This month’s selected clippings from the archive, guest curated by Fred Wah, contemplate and implicate a similar ocean of diasporic anxieties about family, chosen or otherwise.
Roy Kiyooka’s photoglyphic meditation on his mother, Pacific Windows, provokes a conversation with Fred Wah’s five father poems from Breathin’ My Name with a Sigh, Oki Sogumi’s three-part Motherships poem, and a selection from Mercedes Eng’s prison industrial complex explodes.

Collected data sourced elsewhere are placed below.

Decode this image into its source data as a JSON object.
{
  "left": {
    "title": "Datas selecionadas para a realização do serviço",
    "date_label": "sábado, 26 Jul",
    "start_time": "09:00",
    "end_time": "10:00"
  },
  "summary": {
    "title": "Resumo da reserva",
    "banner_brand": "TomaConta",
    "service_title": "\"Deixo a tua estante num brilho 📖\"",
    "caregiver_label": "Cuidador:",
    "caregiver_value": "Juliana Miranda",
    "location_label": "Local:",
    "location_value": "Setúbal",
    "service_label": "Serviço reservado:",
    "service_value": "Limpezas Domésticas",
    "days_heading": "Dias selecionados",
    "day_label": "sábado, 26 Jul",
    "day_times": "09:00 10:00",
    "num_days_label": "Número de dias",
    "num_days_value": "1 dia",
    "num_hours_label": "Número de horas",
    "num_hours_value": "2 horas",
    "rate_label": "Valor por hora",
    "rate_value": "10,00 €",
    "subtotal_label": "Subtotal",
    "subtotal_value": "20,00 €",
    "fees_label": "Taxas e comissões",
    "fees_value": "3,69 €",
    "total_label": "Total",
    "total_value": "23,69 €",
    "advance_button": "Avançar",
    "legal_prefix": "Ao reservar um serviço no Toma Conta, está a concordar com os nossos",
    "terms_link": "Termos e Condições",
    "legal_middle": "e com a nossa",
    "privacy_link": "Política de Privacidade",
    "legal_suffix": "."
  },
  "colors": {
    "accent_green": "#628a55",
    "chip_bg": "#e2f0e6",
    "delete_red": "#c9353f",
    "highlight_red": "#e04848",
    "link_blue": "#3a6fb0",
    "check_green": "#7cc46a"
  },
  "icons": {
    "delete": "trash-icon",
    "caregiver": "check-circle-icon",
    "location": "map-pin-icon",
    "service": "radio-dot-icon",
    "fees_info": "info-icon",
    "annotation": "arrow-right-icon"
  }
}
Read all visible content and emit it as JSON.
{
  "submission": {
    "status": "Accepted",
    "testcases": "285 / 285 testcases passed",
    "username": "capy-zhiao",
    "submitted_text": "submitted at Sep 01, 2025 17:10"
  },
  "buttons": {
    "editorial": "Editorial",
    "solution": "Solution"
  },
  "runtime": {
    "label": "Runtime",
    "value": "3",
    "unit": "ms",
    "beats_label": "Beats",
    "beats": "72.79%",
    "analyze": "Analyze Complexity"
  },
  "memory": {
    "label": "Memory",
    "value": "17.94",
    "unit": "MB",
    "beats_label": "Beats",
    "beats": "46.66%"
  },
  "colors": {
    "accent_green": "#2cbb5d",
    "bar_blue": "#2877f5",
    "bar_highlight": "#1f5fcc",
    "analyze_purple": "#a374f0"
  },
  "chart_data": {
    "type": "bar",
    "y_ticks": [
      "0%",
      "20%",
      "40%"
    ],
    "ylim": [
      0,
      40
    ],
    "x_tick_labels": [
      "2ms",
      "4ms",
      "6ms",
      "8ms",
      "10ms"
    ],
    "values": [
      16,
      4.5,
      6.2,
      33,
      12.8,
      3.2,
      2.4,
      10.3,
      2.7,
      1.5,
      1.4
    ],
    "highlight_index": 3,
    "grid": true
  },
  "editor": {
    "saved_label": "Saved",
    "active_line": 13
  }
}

Read all four works below (and with thanks to Fred Wah for this selection):
Roy Kiyooka / Pacific Windows
from Issue 2.3 (Fall 1990): Pacific Windows
Pacific Windows is dedicated to Kiyo Oe, my mother, and my three daughters, Mariko, Fumi, and Kiyo.
August 31, 1990 Midnight
Fred Wah / Five Poems excerpted from Breathin’ My Name with a Sigh
from Issue 1.2 (1980)
my father hurt-
ing at the table
sitting hurting
at suppertime
deep inside very
far down inside
because I can’t stand the ginger
in the beef and greens
he cooked for us tonight
and years later tonight
that look on his face
appears now on mine
my children
my food
their food
my father
their father
me mine
the father
very far
very very far
inside
Oki Sogumi / Motherships
III. Korean Air
She loves the seaweed soup they serve
on board, for an airplane, she qualifies
She frowns at the K-drama playing
“so unrealistic, that they end up with three children.”
“P!hen-ts-see”
The big P and little h of Fantasy
pops from her,w/joyful disdain
She has three children
She pours oil from a packet into the
swirl of hot water
Mercedes Eng / prison industrial complex explodes
my dad is inside when I am born. after I come out we live in Vancouver a bit then move to Abbotsford to be closer to the prison. we visit almost every weekend, both days, 8 hours a day.
he gets out when I’m 2, but goes back because later I remember my mom saying I have a surprise for you and I think it’s a record player, but it’s my dad behind the door, home from jail. so he went somewhere between 2 and 7, somewhere with dinosaurs and a bumpy gravel road.